Cocktail of drugs is polluting our rivers

Date

A study suggests that pharmaceuticals are polluting our rivers more than pesticides.

In a research paper on pharmaceutical pollution in the rivers Aire and Calder in West Yorkshire, published in the journal Environmental Pollution, the University of Leeds scientists highlight the lack of legislation to regulate the presence of drugs in rivers.

Dr Paul Kay from the University's research centre water@leeds said: “It’s worrying how little legislation exists for pharmaceuticals in our rivers. Pharmaceuticals are an important environmental pollutant and they should be added to and regulated under existing policies.”

Although the likelihood of human health impacts due to pharmaceuticals in the environment is low, their presence is a major ecological concern due to the potential for effects on aquatic organism behaviour, growth, reproduction and mortality at trace concentrations.

Previous studies of UK pharmaceutical pollution had focused on south-east England and parts of south Wales, with very few studies in central, western and northern England or Scotland.

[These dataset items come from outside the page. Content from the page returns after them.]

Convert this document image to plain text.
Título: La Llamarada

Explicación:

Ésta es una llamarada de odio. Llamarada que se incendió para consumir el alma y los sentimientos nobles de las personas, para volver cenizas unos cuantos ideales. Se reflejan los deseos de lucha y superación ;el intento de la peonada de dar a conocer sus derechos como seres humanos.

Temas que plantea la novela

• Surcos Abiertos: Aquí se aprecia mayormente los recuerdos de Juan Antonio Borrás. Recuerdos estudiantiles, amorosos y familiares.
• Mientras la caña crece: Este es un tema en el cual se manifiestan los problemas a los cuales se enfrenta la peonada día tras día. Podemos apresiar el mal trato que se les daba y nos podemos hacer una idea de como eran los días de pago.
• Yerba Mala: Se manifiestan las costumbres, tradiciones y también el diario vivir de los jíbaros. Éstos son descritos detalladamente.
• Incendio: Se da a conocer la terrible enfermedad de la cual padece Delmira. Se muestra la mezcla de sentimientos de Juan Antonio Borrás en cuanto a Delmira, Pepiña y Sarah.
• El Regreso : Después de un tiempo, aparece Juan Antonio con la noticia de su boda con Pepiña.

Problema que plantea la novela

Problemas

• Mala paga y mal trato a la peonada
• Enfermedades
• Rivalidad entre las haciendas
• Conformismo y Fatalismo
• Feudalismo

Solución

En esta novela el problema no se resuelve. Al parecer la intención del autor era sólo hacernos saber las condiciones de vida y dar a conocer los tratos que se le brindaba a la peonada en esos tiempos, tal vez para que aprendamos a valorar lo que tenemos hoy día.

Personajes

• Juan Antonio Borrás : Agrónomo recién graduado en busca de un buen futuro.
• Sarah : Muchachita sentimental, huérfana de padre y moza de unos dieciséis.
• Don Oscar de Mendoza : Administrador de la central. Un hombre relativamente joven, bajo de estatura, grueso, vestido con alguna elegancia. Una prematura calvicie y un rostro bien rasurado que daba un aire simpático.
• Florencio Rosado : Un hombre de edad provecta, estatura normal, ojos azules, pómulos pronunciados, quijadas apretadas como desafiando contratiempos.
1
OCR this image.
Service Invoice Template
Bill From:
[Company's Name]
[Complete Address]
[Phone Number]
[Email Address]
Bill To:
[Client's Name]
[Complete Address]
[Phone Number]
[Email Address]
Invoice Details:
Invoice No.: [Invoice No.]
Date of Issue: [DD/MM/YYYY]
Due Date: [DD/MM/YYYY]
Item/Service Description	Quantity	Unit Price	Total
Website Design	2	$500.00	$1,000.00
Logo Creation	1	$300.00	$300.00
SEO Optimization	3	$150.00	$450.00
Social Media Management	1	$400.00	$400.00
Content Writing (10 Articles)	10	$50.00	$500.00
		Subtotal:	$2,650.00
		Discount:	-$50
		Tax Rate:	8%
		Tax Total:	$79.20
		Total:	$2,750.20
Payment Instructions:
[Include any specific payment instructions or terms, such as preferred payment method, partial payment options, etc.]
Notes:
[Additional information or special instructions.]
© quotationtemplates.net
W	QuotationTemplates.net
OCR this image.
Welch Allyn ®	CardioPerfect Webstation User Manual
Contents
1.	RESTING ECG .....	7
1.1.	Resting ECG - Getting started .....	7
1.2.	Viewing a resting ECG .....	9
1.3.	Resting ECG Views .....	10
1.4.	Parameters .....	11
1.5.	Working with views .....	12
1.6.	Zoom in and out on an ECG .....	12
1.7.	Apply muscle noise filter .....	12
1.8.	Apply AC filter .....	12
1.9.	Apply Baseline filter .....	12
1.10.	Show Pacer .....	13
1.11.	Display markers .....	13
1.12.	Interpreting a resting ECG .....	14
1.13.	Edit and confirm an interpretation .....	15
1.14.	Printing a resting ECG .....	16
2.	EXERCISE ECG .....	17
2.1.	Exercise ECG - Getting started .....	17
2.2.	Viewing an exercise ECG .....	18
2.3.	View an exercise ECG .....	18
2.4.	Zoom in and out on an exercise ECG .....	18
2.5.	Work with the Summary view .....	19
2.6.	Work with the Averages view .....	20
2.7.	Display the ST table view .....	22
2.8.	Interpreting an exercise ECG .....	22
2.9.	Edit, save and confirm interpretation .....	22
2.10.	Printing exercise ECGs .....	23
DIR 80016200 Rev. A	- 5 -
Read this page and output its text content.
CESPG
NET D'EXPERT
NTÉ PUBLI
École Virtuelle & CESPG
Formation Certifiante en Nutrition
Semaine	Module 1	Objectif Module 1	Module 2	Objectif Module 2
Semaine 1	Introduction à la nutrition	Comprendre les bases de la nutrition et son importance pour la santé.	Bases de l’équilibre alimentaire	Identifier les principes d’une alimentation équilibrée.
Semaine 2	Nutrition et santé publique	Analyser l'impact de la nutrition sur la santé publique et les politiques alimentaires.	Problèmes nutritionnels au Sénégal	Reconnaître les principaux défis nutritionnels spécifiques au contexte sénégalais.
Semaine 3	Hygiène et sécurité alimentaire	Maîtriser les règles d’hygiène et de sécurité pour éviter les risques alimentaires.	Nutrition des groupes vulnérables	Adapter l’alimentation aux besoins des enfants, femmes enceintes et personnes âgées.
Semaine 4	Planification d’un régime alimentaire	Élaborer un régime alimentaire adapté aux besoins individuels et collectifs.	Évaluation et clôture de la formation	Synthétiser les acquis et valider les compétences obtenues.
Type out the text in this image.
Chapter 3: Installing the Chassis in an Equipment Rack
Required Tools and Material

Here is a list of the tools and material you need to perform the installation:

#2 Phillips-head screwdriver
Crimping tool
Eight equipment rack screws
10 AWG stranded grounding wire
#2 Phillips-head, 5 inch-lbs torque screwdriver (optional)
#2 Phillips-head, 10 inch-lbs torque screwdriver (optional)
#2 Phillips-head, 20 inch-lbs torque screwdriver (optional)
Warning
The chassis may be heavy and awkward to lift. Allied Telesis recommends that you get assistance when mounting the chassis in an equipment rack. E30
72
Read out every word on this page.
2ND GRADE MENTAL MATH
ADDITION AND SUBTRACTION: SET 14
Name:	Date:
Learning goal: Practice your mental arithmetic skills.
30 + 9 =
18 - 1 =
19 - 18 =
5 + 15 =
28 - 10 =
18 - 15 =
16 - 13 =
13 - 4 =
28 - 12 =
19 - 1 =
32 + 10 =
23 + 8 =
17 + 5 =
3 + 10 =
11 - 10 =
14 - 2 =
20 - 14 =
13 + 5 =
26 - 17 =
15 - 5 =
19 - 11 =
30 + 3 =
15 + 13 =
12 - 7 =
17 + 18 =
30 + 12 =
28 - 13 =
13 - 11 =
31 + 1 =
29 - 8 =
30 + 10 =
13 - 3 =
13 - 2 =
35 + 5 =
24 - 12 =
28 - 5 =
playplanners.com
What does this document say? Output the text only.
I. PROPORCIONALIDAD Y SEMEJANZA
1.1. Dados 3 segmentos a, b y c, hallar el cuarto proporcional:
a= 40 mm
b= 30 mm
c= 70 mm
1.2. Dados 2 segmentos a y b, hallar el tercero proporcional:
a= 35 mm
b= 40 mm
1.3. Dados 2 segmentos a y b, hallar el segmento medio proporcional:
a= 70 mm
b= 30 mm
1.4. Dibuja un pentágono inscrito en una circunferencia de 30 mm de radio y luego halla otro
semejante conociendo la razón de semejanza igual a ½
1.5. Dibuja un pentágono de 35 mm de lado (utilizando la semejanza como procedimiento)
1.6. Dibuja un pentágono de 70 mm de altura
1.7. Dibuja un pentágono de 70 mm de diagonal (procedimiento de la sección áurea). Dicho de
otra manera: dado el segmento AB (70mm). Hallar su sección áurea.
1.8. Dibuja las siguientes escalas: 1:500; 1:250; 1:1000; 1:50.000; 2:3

In the new study, the researchers sampled water from the rivers Aire and Calder over an 18-month period, looking for five specific drugs: ibuprofen, erythromycin, diclofenac, mefanamic acid and propanolol.

Dr Lee Brown, also from water@leeds and a co-author of the paper, said: “Pharmaceutical pollution of rivers is not yet regulated, and in 46% of the samples we found the concentration of the anti-inflammatory drug diclofenac was more than double the limit proposed by the European Commission. The scale of the problem is clear when we compare with pesticides in the UK, which exceed the threshold for only 6% of samples monitored.”

Moreover, discharges from sewer overflows were investigated and releases of drugs in the untreated sewage were found to be significant contributors to river pharmaceutical pollution.

The study also found a range of pharmaceuticals were routinely present over the 5 km length of river studied downstream of a waste water treatment plant – the likely entry-point for most pharmaceuticals into rivers.

This finding highlights a severe limitation of existing monitoring studies. In a recent critical review paper by the authors, for example, only 16% of monitoring studies included samples that had been collected more than 1 km downstream of a waste water treatment plant.

Dr Kay said: “We expected the concentrations of pharmaceuticals to decrease as we sampled further down the river, so to find that they didn’t was surprising. Environmental risk assessments usually assume that rivers have the capacity to dilute or break-down these pollutants shortly after they enter rivers but in our study this wasn’t the case.”

Further information

The research paper, ‘Widespread, routine occurrence of pharmaceuticals in sewage effluent, combined sewer overflows and receiving waters’, is published in the journal Environmental Pollution.